Agalinis flava (L.) B.Boivin

Aureolaria calycosa (Mack. & Bush)

Aureolaria flava var. integrifolia Farw.

Aureolaria flava var. reticulata (Raf.) Pennell

Aureolaria flava subsp. reticulata (Raf.) Pennell

Aureolaria reticulata Raf.

Aureolaria villosa Raf.

Dasistoma aurea Raf.

Dasistoma calycosa Mack. & Bush

Dasistoma flava (L.) Alph.Wood

Dasistoma pubescens Benth.

Dasystoma flava (L.) Alph. Wood

Gerardia calycosa (Mack. & Bush) Fernald

Gerardia flava L.

Gerardia flava var. calycosa (Mack. & Bush) Steyerm.

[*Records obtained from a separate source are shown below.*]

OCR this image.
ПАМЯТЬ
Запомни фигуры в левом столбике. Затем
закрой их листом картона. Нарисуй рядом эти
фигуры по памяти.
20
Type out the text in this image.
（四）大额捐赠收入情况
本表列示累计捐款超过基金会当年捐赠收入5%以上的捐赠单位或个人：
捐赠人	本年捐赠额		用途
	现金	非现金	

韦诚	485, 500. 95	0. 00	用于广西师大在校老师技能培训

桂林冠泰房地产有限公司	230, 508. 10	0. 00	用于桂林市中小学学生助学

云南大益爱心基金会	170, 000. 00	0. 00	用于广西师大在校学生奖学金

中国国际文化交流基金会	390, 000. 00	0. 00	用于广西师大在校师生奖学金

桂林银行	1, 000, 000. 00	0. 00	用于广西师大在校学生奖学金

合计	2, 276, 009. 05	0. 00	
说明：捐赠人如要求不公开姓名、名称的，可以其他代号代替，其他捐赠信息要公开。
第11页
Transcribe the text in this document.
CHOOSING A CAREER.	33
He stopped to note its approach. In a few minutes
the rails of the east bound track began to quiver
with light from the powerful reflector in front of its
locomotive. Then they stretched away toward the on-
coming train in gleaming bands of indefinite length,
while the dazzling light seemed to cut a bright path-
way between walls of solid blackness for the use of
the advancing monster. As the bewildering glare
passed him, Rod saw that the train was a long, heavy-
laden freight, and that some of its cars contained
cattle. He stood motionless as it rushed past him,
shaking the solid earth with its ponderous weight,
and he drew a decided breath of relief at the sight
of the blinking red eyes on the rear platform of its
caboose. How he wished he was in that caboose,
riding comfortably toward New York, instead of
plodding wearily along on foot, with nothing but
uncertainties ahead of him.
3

Gerardia flava var. macrantha (Pennell) Fernald

Gerardia flava var. reticulata (Raf.) Cory

Gerardia villosa Muhl. ex Raf.

== Ecosystem interactions ==
Aureolaria flava are pollinated by and provide nectar to bumble bees and hummingbirds among other common pollinators. This species also plays a crucial role as a larval host plant for Euphydryas phaeton.

== Additional info ==
Aureolaria flava has been suggested to have been used as a antidiarrheal drug within indigenous tribes in North America.

==Ecology==

Aureolaria flava is insect pollinated and is recorded to have been visited in northern Florida by the bee species Lasioglossum reticulatum.